July 27, 2010 · Posted in: Noynoy Watch

New President, old slogans

Organized, creative, and always prompt, the mainstream left or the so-called reaffirmist (RAs) groups were the early birds out on the street for President Aquino’s first State of the Nation Address (SONA).

Carrying a 12-foot effigy of P-Noy clad in yellow with a matching star-spangled cape and a bubble machine attached to the dummy’s left hand, some 8,000 leftist activists assembled at 9 a.m. in front of the Diliman Preparatory School along Commonwealth Avenue in Quezon City, and marched to St. Peter’s Parish.

At 12 noon, the rallyists who occupied the road from Ever Gotesco to Capitol Estate started their program dubbed “Peryante Pinas (Philippine fair),” where several speakers, artists, and musicians, including Chikoy Pura’s “The Jerks” performed on an eight-wheeler truck that was turned into a stage.

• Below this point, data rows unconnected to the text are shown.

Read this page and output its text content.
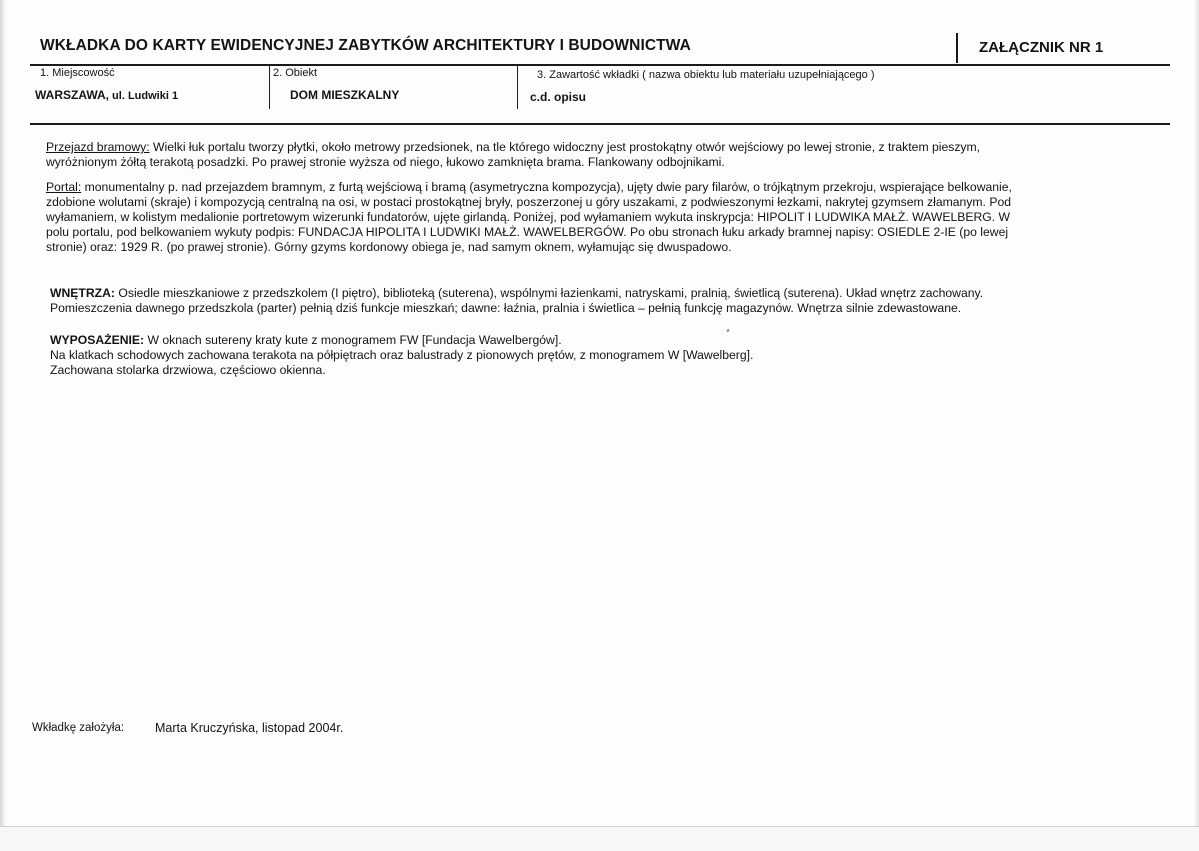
WKŁADKA DO KARTY EWIDENCYJNEJ ZABYTKÓW ARCHITEKTURY I BUDOWNICTWA	ZAŁĄCZNIK NR 1
1. Miejscowość
WARSZAWA, ul. Ludwiki 1
2. Obiekt
DOM MIESZKALNY
3. Zawartość wkładki ( nazwa obiektu lub materiału uzupełniającego )
c.d. opisu
Przejazd bramowy: Wielki łuk portalu tworzy płytki, około metrowy przedsionek, na tle którego widoczny jest prostokątny otwór wejściowy po lewej stronie, z traktem pieszym,
wyróżnionym żółtą terakotą posadzki. Po prawej stronie wyższa od niego, łukowo zamknięta brama. Flankowany odbojnikami.
Portal: monumentalny p. nad przejazdem bramnym, z furtą wejściową i bramą (asymetryczna kompozycja), ujęty dwie pary filarów, o trójkątnym przekroju, wspierające belkowanie,
zdobione wolutami (skraje) i kompozycją centralną na osi, w postaci prostokątnej bryły, poszerzonej u góry uszakami, z podwieszonymi łezkami, nakrytej gzymsem złamanym. Pod
wyłamaniem, w kolistym medalionie portretowym wizerunki fundatorów, ujęte girlandą. Poniżej, pod wyłamaniem wykuta inskrypcja: HIPOLIT I LUDWIKA MAŁŻ. WAWELBERG. W
polu portalu, pod belkowaniem wykuty podpis: FUNDACJA HIPOLITA I LUDWIKI MAŁŻ. WAWELBERGÓW. Po obu stronach łuku arkady bramnej napisy: OSIEDLE 2-IE (po lewej
stronie) oraz: 1929 R. (po prawej stronie). Górny gzyms kordonowy obiega je, nad samym oknem, wyłamując się dwuspadowo.
WNĘTRZA: Osiedle mieszkaniowe z przedszkolem (I piętro), biblioteką (suterena), wspólnymi łazienkami, natryskami, pralnią, świetlicą (suterena). Układ wnętrz zachowany.
Pomieszczenia dawnego przedszkola (parter) pełnią dziś funkcje mieszkań; dawne: łaźnia, pralnia i świetlica – pełnią funkcję magazynów. Wnętrza silnie zdewastowane.
WYPOSAŻENIE: W oknach sutereny kraty kute z monogramem FW [Fundacja Wawelbergów].
Na klatkach schodowych zachowana terakota na półpiętrach oraz balustrady z pionowych prętów, z monogramem W [Wawelberg].
Zachowana stolarka drzwiowa, częściowo okienna.
Wkładkę założyła: Marta Kruczyńska, listopad 2004r.
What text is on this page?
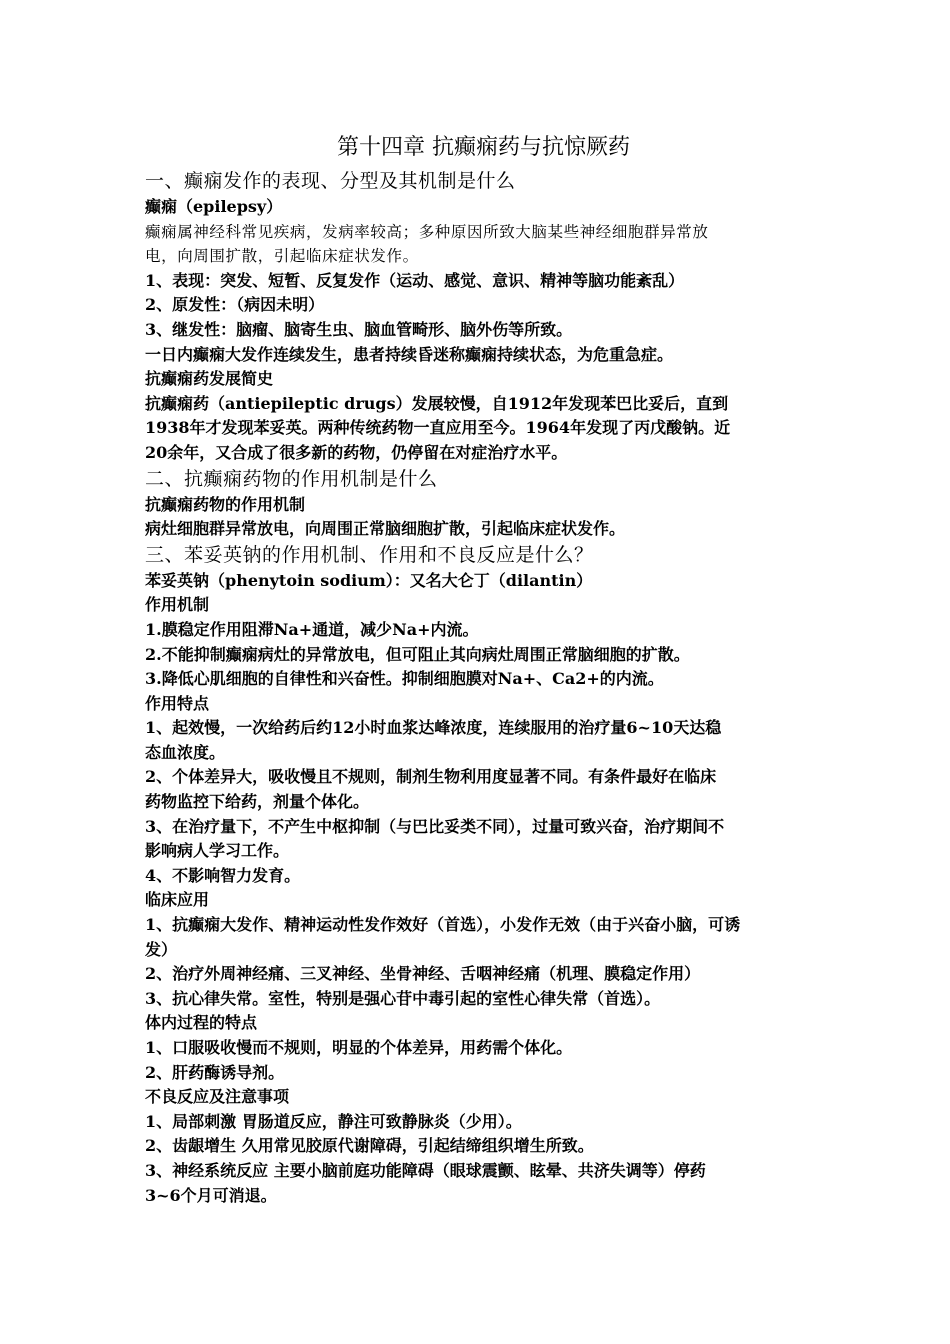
第十四章 抗癫痫药与抗惊厥药
一、癫痫发作的表现、分型及其机制是什么
癫痫（epilepsy）
癫痫属神经科常见疾病，发病率较高；多种原因所致大脑某些神经细胞群异常放
电，向周围扩散，引起临床症状发作。
1、表现：突发、短暂、反复发作（运动、感觉、意识、精神等脑功能紊乱）
2、原发性：（病因未明）
3、继发性：脑瘤、脑寄生虫、脑血管畸形、脑外伤等所致。
一日内癫痫大发作连续发生，患者持续昏迷称癫痫持续状态，为危重急症。
抗癫痫药发展简史
抗癫痫药（antiepileptic drugs）发展较慢，自1912年发现苯巴比妥后，直到
1938年才发现苯妥英。两种传统药物一直应用至今。1964年发现了丙戊酸钠。近
20余年，又合成了很多新的药物，仍停留在对症治疗水平。
二、抗癫痫药物的作用机制是什么
抗癫痫药物的作用机制
病灶细胞群异常放电，向周围正常脑细胞扩散，引起临床症状发作。
三、苯妥英钠的作用机制、作用和不良反应是什么？
苯妥英钠（phenytoin sodium）：又名大仑丁（dilantin）
作用机制
1.膜稳定作用阻滞Na+通道，减少Na+内流。
2.不能抑制癫痫病灶的异常放电，但可阻止其向病灶周围正常脑细胞的扩散。
3.降低心肌细胞的自律性和兴奋性。抑制细胞膜对Na+、Ca2+的内流。
作用特点
1、起效慢，一次给药后约12小时血浆达峰浓度，连续服用的治疗量6~10天达稳
态血浓度。
2、个体差异大，吸收慢且不规则，制剂生物利用度显著不同。有条件最好在临床
药物监控下给药，剂量个体化。
3、在治疗量下，不产生中枢抑制（与巴比妥类不同），过量可致兴奋，治疗期间不
影响病人学习工作。
4、不影响智力发育。
临床应用
1、抗癫痫大发作、精神运动性发作效好（首选），小发作无效（由于兴奋小脑，可诱
发）
2、治疗外周神经痛、三叉神经、坐骨神经、舌咽神经痛（机理、膜稳定作用）
3、抗心律失常。室性，特别是强心苷中毒引起的室性心律失常（首选）。
体内过程的特点
1、口服吸收慢而不规则，明显的个体差异，用药需个体化。
2、肝药酶诱导剂。
不良反应及注意事项
1、局部刺激 胃肠道反应，静注可致静脉炎（少用）。
2、齿龈增生 久用常见胶原代谢障碍，引起结缔组织增生所致。
3、神经系统反应 主要小脑前庭功能障碍（眼球震颤、眩晕、共济失调等）停药
3~6个月可消退。
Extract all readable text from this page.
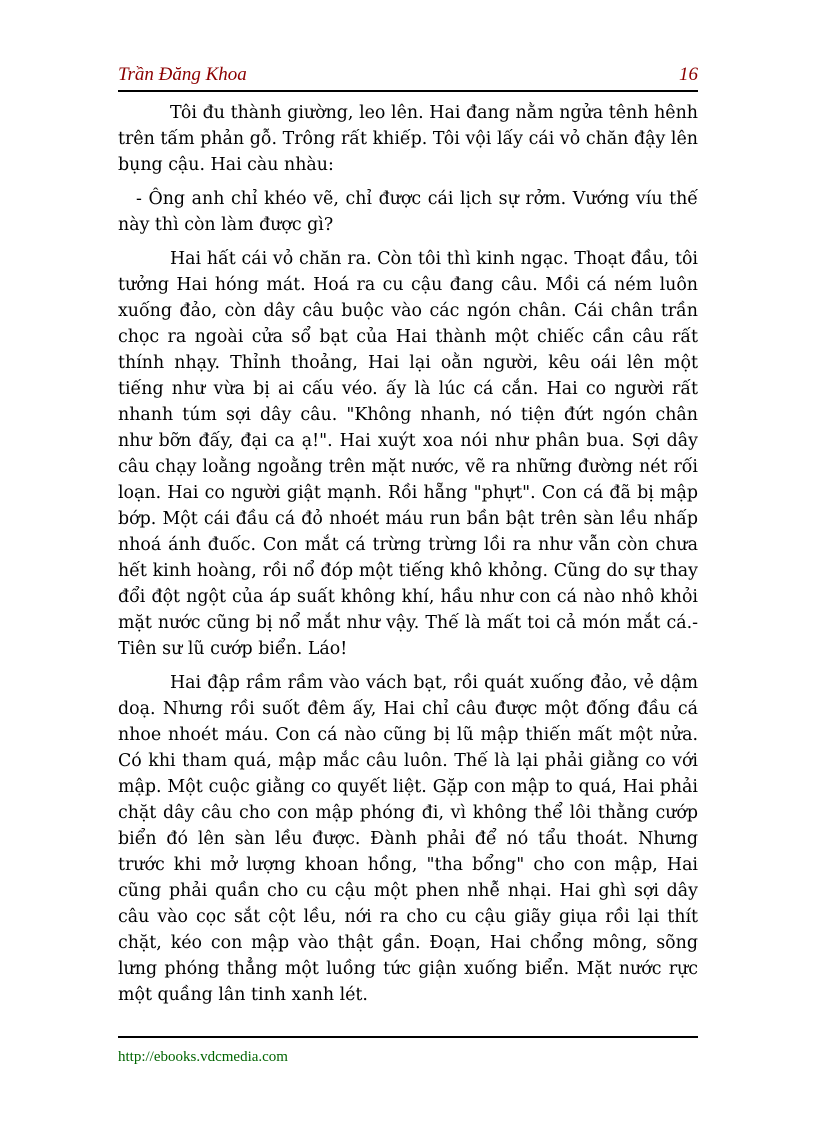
Trần Đăng Khoa	16

Tôi đu thành giường, leo lên. Hai đang nằm ngửa tênh hênh trên tấm phản gỗ. Trông rất khiếp. Tôi vội lấy cái vỏ chăn đậy lên bụng cậu. Hai càu nhàu:

- Ông anh chỉ khéo vẽ, chỉ được cái lịch sự rởm. Vướng víu thế này thì còn làm được gì?

Hai hất cái vỏ chăn ra. Còn tôi thì kinh ngạc. Thoạt đầu, tôi tưởng Hai hóng mát. Hoá ra cu cậu đang câu. Mồi cá ném luôn xuống đảo, còn dây câu buộc vào các ngón chân. Cái chân trần chọc ra ngoài cửa sổ bạt của Hai thành một chiếc cần câu rất thính nhạy. Thỉnh thoảng, Hai lại oằn người, kêu oái lên một tiếng như vừa bị ai cấu véo. ấy là lúc cá cắn. Hai co người rất nhanh túm sợi dây câu. "Không nhanh, nó tiện đứt ngón chân như bỡn đấy, đại ca ạ!". Hai xuýt xoa nói như phân bua. Sợi dây câu chạy loằng ngoằng trên mặt nước, vẽ ra những đường nét rối loạn. Hai co người giật mạnh. Rồi hẵng "phựt". Con cá đã bị mập bớp. Một cái đầu cá đỏ nhoét máu run bần bật trên sàn lều nhấp nhoá ánh đuốc. Con mắt cá trừng trừng lồi ra như vẫn còn chưa hết kinh hoàng, rồi nổ đóp một tiếng khô khỏng. Cũng do sự thay đổi đột ngột của áp suất không khí, hầu như con cá nào nhô khỏi mặt nước cũng bị nổ mắt như vậy. Thế là mất toi cả món mắt cá.- Tiên sư lũ cướp biển. Láo!

Hai đập rầm rầm vào vách bạt, rồi quát xuống đảo, vẻ dậm doạ. Nhưng rồi suốt đêm ấy, Hai chỉ câu được một đống đầu cá nhoe nhoét máu. Con cá nào cũng bị lũ mập thiến mất một nửa. Có khi tham quá, mập mắc câu luôn. Thế là lại phải giằng co với mập. Một cuộc giằng co quyết liệt. Gặp con mập to quá, Hai phải chặt dây câu cho con mập phóng đi, vì không thể lôi thằng cướp biển đó lên sàn lều được. Đành phải để nó tẩu thoát. Nhưng trước khi mở lượng khoan hồng, "tha bổng" cho con mập, Hai cũng phải quần cho cu cậu một phen nhễ nhại. Hai ghì sợi dây câu vào cọc sắt cột lều, nới ra cho cu cậu giãy giụa rồi lại thít chặt, kéo con mập vào thật gần. Đoạn, Hai chổng mông, sõng lưng phóng thẳng một luồng tức giận xuống biển. Mặt nước rực một quầng lân tinh xanh lét.

http://ebooks.vdcmedia.com
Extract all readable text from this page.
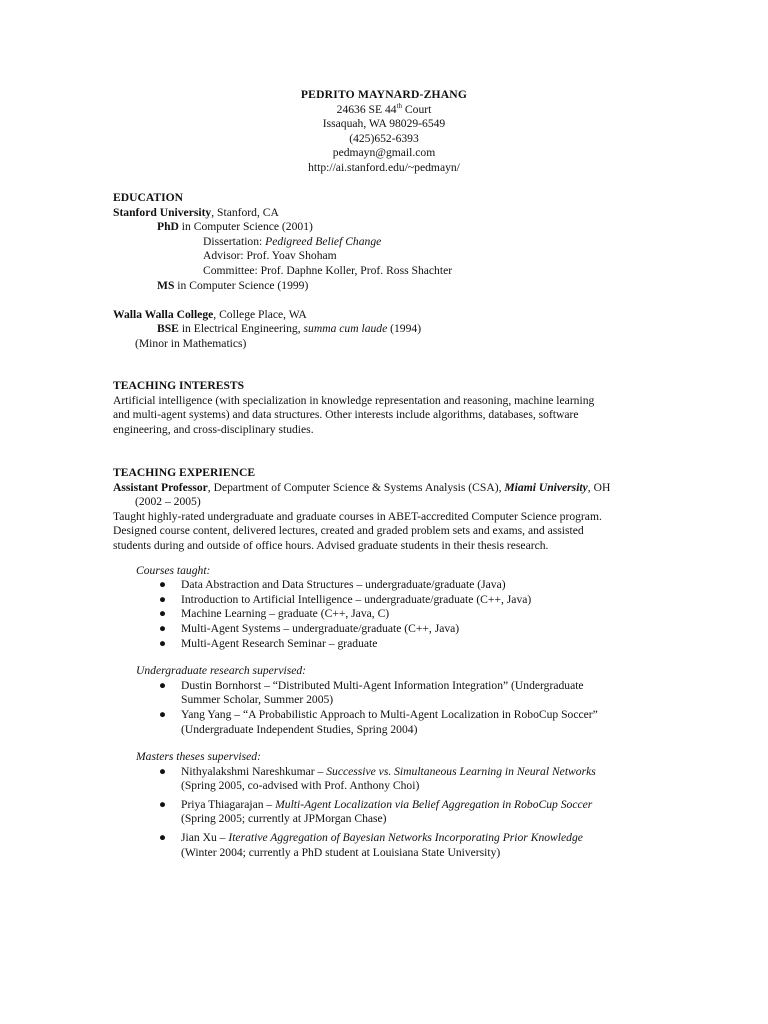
PEDRITO MAYNARD-ZHANG
24636 SE 44th Court
Issaquah, WA 98029-6549
(425)652-6393
pedmayn@gmail.com
http://ai.stanford.edu/~pedmayn/
EDUCATION
Stanford University, Stanford, CA
PhD in Computer Science (2001)
Dissertation: Pedigreed Belief Change
Advisor: Prof. Yoav Shoham
Committee: Prof. Daphne Koller, Prof. Ross Shachter
MS in Computer Science (1999)
Walla Walla College, College Place, WA
BSE in Electrical Engineering, summa cum laude (1994)
(Minor in Mathematics)
TEACHING INTERESTS
Artificial intelligence (with specialization in knowledge representation and reasoning, machine learning
and multi-agent systems) and data structures. Other interests include algorithms, databases, software
engineering, and cross-disciplinary studies.
TEACHING EXPERIENCE
Assistant Professor, Department of Computer Science & Systems Analysis (CSA), Miami University, OH
(2002 – 2005)
Taught highly-rated undergraduate and graduate courses in ABET-accredited Computer Science program.
Designed course content, delivered lectures, created and graded problem sets and exams, and assisted
students during and outside of office hours. Advised graduate students in their thesis research.
Courses taught:
● Data Abstraction and Data Structures – undergraduate/graduate (Java)
● Introduction to Artificial Intelligence – undergraduate/graduate (C++, Java)
● Machine Learning – graduate (C++, Java, C)
● Multi-Agent Systems – undergraduate/graduate (C++, Java)
● Multi-Agent Research Seminar – graduate
Undergraduate research supervised:
● Dustin Bornhorst – “Distributed Multi-Agent Information Integration” (Undergraduate
Summer Scholar, Summer 2005)
● Yang Yang – “A Probabilistic Approach to Multi-Agent Localization in RoboCup Soccer”
(Undergraduate Independent Studies, Spring 2004)
Masters theses supervised:
● Nithyalakshmi Nareshkumar – Successive vs. Simultaneous Learning in Neural Networks
(Spring 2005, co-advised with Prof. Anthony Choi)
● Priya Thiagarajan – Multi-Agent Localization via Belief Aggregation in RoboCup Soccer
(Spring 2005; currently at JPMorgan Chase)
● Jian Xu – Iterative Aggregation of Bayesian Networks Incorporating Prior Knowledge
(Winter 2004; currently a PhD student at Louisiana State University)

“We called the program Peryante Pinas because we want to remind the people that this isn’t the time to rejoice just because 85 percent of Filipinos trust the new president. Di dapat managinip o mag-ilusyon. Baka kasi nanaginip tayo (We can’t daydream or believe in an illusion). We have a new duly elected president but the problems are the same, joblessness, widespread poverty, landlessness, human rights violation,” Bagong Alyansang Makabayan international officer Rita Baua told PCIJ a day before the SONA.

Though the leftists believe that P-Noy will eventually fail in addressing the country’s core socio-economic problems, they promised that their protest will not end with the usual effigy-burning.

“Bago kasi s’ya, kaya pagbibigyan. Di katulad dati lahat na yata ng animal sa zoo na effigy ni GMA (President Gloria Macapagal-Arroyo) ay nagamit at sinunog namin (He’s new so we’re giving him a chance. Unlike before when we burned all the effigies of President Arroyo that were modelled after all the animals in the zoo),” Baua said.

Though their innovative ways of launching street protests seem to remain unmatched by other leftists, some of the mainstream left’s old rituals and rhetoric prove to be hard habits to break.

Effigies still include Uncle Sam’s head with a message, “Ibagsak ang Imperyalismo (Down with Imperialism)!” Speakers still start their speeches with a grim and determined greeting of “Isang taas-kamaong pagpupugay (I salute you with a raised clenched fist),” followed by “Sisikat ang pulang araw (The red sun will rise),” and concluded with, “Ang tao, ang bayan, ngayon ay lumalaban (The people, the country, are now fighting).”

There’s nothing wrong in mouthing those slogans, Bayan secretary-general Renato Reyes Jr. tells the PCIJ. “We have to say it as such because that is what it is.”

Nonetheless, Reyes admits that if his group wants an effective response from the still uncaptive audience, it needs to craft statements that are more quotable than slogans crafted during the time of Ferdinand Marcos.

Perhaps, in certain instances, the left needs slogans that have more wit and humor to get into the popular consciousness of Pinoys. Reyes believes he could learn some from watching telenovelas such as ABS-CBN’s “Iisa Pa Lamang.”

“Ikaw mang-aagaw ka ng lupa, dapat bigyan ka ng paso (You are a landgrabber, you should be given a flowerpot)” Aura played by Susan Roces tells villainess Isadora played by Cherry Pie Pichache, who responded by saying, “Haciendera ako, hindi hardinera (I’m an haciendera, not a gardener).”